6. Limitations and Future Research

Scientific studies on nutrition in Hodgkin’s lymphoma are limited by the small number of prospective analyses, the heterogeneity of the study population, and the difficulty in unambiguously determining the impact of diet on the course of the disease. They are often based on observational data that do not allow a cause-and-effect relationship to be established between nutrients and HL risk. In addition, the lack of standardization of methods for assessing the state of nutrition and food intake makes it difficult to compare results between studies. Many analyses do not take into account the impact of treatment, co-morbidities, or genetic factors that may modify the body’s response to nutritional interventions. Further clinical trials with control of confounding variables are necessary to accurately determine the role of diet in the etiology and prognosis of Hodgkin lymphoma. Other research studies on the effects of nutrition on mortality in Hodgkin lymphoma are limited by the small number of prospective analyses and the difficulty of controlling for confounding variables such as disease stage, type of treatment, and patient metabolic status. They are often based on observational or retrospective data, which do not allow for a clear cause-and-effect relationship between diet and survival. There is also a lack of standardized methods for assessing nutritional status and nutrient intake, making it difficult to compare results between studies. In addition, many analyses do not take into account the impact of latent malnutrition (e.g., sarcopenia) or the quality of diet in the context of the gut microbiota and immunity. Further, well-designed clinical trials are needed to take a comprehensive approach to nutrition as a prognostic factor in HL.
In order to reliably assess the impact of nutrition on the development of Hodgkin lymphoma, it is necessary to undertake multi-stage scientific studies of high methodological quality, taking into account the complexity of the etiology of this disease and the interactions between diet, immune system and tumor microenvironment. Prospective cohort studies with long-term follow-up of large populations are crucial, in which dietary patterns, intake of specific nutrients and their correlation with the risk of developing HL will be analyzed in detail.
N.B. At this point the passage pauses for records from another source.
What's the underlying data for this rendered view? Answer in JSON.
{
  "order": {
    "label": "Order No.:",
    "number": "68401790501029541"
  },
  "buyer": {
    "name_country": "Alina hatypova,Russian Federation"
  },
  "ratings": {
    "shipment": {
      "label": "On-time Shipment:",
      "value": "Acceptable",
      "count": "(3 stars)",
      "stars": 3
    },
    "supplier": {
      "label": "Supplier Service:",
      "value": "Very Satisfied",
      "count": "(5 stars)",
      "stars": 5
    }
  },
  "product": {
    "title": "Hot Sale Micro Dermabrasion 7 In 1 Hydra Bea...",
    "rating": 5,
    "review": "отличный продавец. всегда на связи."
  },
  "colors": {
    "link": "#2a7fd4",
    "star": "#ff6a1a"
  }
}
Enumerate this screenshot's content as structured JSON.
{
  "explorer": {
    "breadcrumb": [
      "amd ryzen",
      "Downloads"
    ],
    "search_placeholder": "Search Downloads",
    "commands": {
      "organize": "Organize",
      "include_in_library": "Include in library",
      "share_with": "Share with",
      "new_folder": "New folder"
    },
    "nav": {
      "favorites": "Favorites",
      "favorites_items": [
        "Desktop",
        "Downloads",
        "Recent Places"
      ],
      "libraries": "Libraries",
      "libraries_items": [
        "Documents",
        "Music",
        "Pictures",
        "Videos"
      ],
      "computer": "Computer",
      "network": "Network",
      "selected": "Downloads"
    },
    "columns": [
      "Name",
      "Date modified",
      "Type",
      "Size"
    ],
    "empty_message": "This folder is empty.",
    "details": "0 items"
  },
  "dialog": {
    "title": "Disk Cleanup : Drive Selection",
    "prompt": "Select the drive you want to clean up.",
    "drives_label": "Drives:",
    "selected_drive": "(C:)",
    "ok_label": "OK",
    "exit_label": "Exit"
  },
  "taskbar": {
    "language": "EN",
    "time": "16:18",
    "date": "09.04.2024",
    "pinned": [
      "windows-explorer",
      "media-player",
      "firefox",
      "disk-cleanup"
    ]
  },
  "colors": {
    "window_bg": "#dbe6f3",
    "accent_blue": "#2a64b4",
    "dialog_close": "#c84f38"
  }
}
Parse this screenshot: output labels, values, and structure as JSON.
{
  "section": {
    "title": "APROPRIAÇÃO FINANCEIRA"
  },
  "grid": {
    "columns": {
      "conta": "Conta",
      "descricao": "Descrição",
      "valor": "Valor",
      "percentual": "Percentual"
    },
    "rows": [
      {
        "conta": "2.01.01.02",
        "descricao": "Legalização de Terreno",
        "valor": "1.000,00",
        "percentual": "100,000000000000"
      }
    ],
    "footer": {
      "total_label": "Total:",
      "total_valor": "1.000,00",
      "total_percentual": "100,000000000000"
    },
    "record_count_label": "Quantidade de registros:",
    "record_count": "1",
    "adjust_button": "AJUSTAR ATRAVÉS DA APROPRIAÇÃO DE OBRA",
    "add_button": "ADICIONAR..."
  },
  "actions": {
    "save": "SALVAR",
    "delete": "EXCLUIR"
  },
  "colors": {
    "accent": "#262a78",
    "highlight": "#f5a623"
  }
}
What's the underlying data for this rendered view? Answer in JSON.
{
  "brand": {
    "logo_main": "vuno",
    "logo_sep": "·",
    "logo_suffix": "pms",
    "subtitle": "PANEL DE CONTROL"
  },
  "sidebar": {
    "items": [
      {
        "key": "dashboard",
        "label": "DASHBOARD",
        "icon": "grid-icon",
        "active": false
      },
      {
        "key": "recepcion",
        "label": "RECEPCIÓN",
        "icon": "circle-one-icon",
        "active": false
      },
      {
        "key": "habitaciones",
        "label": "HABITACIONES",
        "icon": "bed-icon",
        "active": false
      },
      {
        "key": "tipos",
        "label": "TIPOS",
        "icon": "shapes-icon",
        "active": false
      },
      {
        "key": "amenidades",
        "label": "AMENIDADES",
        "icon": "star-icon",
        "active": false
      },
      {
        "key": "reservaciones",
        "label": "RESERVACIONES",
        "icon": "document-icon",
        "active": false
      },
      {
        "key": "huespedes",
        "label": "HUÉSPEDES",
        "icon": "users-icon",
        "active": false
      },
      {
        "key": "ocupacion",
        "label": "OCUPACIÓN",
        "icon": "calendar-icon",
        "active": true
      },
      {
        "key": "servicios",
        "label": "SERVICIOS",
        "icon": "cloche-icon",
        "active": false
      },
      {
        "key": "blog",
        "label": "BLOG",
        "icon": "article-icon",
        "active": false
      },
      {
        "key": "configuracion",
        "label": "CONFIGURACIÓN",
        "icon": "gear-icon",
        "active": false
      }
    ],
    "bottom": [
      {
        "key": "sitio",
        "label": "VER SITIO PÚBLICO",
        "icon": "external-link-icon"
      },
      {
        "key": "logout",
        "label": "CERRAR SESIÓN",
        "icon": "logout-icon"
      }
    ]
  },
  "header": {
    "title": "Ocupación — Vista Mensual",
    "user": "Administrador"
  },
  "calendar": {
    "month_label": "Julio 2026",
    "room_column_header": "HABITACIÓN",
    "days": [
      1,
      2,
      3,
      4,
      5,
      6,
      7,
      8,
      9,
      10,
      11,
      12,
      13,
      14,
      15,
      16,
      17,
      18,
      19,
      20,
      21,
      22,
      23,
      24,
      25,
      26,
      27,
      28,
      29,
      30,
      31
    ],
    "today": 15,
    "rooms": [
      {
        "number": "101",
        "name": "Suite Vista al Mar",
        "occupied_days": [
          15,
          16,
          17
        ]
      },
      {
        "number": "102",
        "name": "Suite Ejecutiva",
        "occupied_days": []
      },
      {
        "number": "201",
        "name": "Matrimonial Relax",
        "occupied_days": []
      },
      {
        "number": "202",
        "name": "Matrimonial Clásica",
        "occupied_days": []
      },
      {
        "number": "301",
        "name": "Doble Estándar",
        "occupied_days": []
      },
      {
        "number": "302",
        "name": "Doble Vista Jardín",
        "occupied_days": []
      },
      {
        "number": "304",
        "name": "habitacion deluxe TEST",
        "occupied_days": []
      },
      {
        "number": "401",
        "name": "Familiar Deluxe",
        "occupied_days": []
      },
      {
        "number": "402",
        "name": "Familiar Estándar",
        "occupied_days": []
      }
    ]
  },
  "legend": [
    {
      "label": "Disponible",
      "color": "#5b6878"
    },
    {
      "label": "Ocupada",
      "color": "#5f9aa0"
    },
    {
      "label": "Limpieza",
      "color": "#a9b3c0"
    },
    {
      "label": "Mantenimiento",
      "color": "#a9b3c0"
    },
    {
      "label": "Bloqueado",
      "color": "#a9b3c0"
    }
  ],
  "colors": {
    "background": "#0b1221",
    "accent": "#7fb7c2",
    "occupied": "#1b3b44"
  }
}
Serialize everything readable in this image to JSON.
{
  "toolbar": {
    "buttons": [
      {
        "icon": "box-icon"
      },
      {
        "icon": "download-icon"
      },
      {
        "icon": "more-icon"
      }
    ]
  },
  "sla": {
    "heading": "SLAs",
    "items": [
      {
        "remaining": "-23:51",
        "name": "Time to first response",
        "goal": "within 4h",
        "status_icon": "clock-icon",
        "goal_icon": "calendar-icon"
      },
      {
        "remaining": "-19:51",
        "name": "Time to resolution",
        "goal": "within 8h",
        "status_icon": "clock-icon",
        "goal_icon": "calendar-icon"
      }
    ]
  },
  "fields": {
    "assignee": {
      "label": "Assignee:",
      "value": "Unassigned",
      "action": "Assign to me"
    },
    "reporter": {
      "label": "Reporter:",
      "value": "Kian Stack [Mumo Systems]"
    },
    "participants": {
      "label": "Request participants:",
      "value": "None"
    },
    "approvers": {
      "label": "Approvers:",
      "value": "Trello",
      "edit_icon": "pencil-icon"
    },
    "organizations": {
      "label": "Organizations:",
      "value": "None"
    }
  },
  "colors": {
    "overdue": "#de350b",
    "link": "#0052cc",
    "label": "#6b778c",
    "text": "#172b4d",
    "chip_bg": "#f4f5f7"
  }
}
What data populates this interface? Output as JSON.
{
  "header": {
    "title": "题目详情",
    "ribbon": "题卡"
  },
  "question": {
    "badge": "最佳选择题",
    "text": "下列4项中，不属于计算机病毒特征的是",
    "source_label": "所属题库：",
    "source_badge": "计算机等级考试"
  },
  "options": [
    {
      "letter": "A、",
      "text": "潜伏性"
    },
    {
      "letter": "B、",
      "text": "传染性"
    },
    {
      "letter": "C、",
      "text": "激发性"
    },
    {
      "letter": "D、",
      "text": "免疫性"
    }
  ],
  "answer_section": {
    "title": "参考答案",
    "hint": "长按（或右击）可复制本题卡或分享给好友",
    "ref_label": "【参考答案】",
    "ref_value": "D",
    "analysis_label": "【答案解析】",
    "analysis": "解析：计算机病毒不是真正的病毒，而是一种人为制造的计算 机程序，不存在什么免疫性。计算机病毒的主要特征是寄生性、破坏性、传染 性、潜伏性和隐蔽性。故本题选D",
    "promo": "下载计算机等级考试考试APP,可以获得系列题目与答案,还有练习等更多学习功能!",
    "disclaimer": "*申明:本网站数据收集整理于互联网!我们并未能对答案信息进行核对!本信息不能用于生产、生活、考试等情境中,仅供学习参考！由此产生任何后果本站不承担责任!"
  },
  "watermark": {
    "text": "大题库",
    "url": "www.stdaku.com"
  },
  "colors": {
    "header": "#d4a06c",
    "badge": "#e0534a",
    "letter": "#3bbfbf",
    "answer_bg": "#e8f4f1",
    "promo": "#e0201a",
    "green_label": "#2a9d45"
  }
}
Randomized controlled trials (RCTs) are also necessary, in which dietary interventions are compared for effects on inflammatory, immune, and metabolic biomarkers in at-risk individuals or patients with pre-disease conditions. This should be complemented by translational studies, including the analysis of the influence of dietary components on gene expression, lymphocyte function and cytokine profile, as well as studies of the intestinal microbiota as a mediator of nutritional effects. It is also important to develop standardised tools for assessing diet quality and nutritional status that allow for cross-site comparability of outcomes and the integration of clinical, nutritional and molecular data within multicentre trials.

7. Conclusions

The review work indicates that nutrition plays a significant role in both the risk of development and the course and mortality of Hodgkin lymphoma. Excessive consumption of saturated fats, simple sugars and processed meat products can promote cancer transformation by inducing chronic inflammation, immune disorders and oxidative stress. On the other hand, a diet rich in vegetables, fruits, fiber and omega-3 fatty acids has anti-inflammatory and immunomodulatory effects, supporting the body’s defense mechanisms and improving treatment tolerance. The patient’s nutritional status, both before diagnosis and during therapy, affects the prognosis, and malnutrition or obesity may increase the risk of complications and death. Further clinical studies are needed to precisely determine the relationship between diet quality and treatment outcomes in HL.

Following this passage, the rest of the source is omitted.